Apocalyptical Survey: The world might be ending Dec. 21, but most Armenians disagree with Mayans

Apocalyptical Survey: The world might be ending Dec. 21, but most Armenians disagree with Mayans

The nail-biting ‘apocalyptical’ suspense imposed on modern-day mankind by an ancient Central American civilization is ending within hours as the last day in the Mayan calendar may just prove to be the unlikely end of the entire humanity after all.
Anahit Bakhshyan
Paruyr Hayrikyan
Sofi Mkheyan
Vahagn Hayrapetyan
Ruzan Arakelyan

Amid skepticism voiced by science nerds, dismissive attitudes reigning among the clergy and cautious optimism seen among ordinary folks, the apocalyptic obsession goes on in what may be the “dying” hours and minutes of all time.

“It’s not over till it’s over” was the optimistic note struck by most of ArmeniaNow interviewees in a small un-scientific survey conducted on the eve of the looming “Doomsday”, December 21, among some well-known public figures and ordinary members of the public.

Heritage Party member Anahit Bakhshyan says she just can’t get the meaning of the expression, “End of the World”.

“In any case, if such a thing was about to happen, I would want to be together with my children and grandchildren, having a very good time before seeing in the Apocalypse in high spirits,” says the ex-lawmaker.

National Self-Determination Union Chairman Paruyr Hayrikyan says he’d devote the last day of life to writing a testament.

“Perhaps I’m not that strong a believer, but still I am religious and do not accept such things. One must continue doing good things, spreading love, even on the last day of the world. As for me, I will also use the day to write a new testament or update the one that I already have,” says the former dissident who once braved the dreaded Soviet KGB fighting for an independent Armenia and now is a would-be presidential hopeful in the unfolding race for the office in 26 Baghramyan Street.

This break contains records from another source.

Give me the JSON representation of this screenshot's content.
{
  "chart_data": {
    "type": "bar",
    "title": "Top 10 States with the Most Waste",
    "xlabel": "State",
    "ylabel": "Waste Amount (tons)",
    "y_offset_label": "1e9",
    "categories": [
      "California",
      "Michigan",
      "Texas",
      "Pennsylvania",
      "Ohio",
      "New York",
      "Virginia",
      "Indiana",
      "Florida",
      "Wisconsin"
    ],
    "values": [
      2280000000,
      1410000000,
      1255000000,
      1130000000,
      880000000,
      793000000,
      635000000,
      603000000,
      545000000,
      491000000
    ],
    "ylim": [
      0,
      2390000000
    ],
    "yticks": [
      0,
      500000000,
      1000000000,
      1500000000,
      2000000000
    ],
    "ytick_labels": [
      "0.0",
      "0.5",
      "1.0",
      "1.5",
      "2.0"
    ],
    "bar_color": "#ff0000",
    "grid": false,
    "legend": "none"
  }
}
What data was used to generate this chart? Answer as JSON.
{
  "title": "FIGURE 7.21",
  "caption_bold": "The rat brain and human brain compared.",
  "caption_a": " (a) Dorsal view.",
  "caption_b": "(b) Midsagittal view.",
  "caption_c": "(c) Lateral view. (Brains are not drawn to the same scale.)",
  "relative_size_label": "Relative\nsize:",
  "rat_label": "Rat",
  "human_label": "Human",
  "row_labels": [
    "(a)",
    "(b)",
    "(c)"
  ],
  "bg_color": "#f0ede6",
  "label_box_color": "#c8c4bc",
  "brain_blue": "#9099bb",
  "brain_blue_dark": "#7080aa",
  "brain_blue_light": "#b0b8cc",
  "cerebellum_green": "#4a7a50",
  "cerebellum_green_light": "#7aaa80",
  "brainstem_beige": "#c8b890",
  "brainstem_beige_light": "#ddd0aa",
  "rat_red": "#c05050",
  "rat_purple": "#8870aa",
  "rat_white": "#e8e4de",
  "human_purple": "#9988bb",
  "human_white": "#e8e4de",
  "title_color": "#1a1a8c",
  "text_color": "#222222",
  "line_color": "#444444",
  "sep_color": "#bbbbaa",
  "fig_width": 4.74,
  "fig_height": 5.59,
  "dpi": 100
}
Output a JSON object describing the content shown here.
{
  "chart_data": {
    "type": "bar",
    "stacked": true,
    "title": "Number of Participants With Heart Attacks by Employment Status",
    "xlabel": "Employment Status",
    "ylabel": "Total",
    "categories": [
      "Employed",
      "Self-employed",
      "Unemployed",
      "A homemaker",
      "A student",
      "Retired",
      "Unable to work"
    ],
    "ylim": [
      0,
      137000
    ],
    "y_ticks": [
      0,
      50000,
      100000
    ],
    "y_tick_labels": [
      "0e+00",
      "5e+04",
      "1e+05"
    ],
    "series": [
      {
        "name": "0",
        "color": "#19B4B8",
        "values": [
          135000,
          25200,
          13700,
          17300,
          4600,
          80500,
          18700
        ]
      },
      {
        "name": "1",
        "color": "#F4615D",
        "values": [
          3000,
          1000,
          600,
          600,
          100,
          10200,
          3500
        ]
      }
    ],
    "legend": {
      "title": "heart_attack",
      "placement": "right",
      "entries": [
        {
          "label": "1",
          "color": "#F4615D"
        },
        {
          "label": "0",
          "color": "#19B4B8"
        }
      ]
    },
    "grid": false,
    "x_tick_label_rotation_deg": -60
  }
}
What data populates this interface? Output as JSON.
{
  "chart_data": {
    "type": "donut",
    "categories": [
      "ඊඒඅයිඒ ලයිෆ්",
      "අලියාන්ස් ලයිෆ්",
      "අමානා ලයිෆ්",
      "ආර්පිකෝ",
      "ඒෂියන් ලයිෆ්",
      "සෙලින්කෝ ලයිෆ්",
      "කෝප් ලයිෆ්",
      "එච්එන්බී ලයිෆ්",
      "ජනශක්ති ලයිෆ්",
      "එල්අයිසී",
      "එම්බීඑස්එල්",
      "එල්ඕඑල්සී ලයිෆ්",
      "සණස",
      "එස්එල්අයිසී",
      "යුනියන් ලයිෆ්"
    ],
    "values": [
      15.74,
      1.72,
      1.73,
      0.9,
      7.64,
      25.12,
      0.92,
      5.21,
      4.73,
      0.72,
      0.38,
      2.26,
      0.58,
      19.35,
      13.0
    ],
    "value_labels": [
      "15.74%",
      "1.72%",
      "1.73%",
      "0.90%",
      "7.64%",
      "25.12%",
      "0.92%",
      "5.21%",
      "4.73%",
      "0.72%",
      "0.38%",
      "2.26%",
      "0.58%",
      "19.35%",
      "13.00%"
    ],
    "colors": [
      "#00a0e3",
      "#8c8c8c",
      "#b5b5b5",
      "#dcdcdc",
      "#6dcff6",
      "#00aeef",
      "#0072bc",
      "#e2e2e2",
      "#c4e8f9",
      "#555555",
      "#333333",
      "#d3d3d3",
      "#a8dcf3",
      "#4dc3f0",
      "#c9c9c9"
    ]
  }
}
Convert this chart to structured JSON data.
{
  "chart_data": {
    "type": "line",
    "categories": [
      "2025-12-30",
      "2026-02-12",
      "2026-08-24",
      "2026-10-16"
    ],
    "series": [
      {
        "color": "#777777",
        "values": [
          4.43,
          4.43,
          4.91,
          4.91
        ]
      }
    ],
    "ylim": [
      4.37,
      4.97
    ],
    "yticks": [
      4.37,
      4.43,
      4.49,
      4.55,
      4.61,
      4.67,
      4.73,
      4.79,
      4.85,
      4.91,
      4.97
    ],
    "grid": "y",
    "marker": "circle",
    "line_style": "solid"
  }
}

Well-known writer and publicist Meruzhan Ter-Gulanyan also spurns the talk about the upcoming end of the world.

“But if I knew anything like that was about to happen, I’d certainly be trying to get all the people that are dear to me in one place to say goodbye to all of them,” says the scholar.

Armenian pop singer Sofi Mkheyan hopes the coming “End of the World” will treat her kindly and she will still have a chance for a new CD release.

”I am going to meet the end of the world with a new CD. Listen to upbeat, good music and don’t think about such things. You’ll see that December 21 will come and go, there will be December 22, 23, etc.,” says the young singer, who, along with a number of other Armenian showbiz stars, is now being filmed for a New Year night television show – a sign reassuring her positive outlook for the future.

“I don’t believe in the end of the world, I believe in the beginning of the world, because if something ends, another new thing starts. I will see in the beginning of the world with great joy and satisfaction,” says popular jazz musician, Cats Quartet member Vahagn Hayrapetyan.

Armenian Revolutionary Federation member, ex-MP Ruzan Arakelyan ridicules the talk of the approaching Apocalypses.

”I treat stuff like that with humor, but unfortunately I see a lot of people who do believe in it, creating a kind of situation that psychologically limits time. I also think that talking about it and making a big deal out of it is inappropriate,” says Arakelyan.

But the woman adds: “If, God forbids, this were something likely to happen, I’d want to spend the last day of my life with my nine-year-old daughter. No matter how desperate I felt, I’d still try to cheer her up… Outside all of us there is another world where, if we live in a righteous way and be honest, God will love us again.”

Most ordinary citizens in Yerevan these days also treat the Doomsday theories with an air of skepticism, but still exercise caution “just in case”.

Susanna Petrosyan, a doctor from Yerevan, is one of such residents who thinks that the “better-safe-than-sorry” attitude works perfectly in situations like this.

The mother of two says: “I’ll take both my kids, one of whom attends school and the other kindergarten, to my mother’s place. That’s OK, let them miss classes on that day, and I will try to be back from work earlier than usual. In any case, I think this whole talk could not be completely groundless.”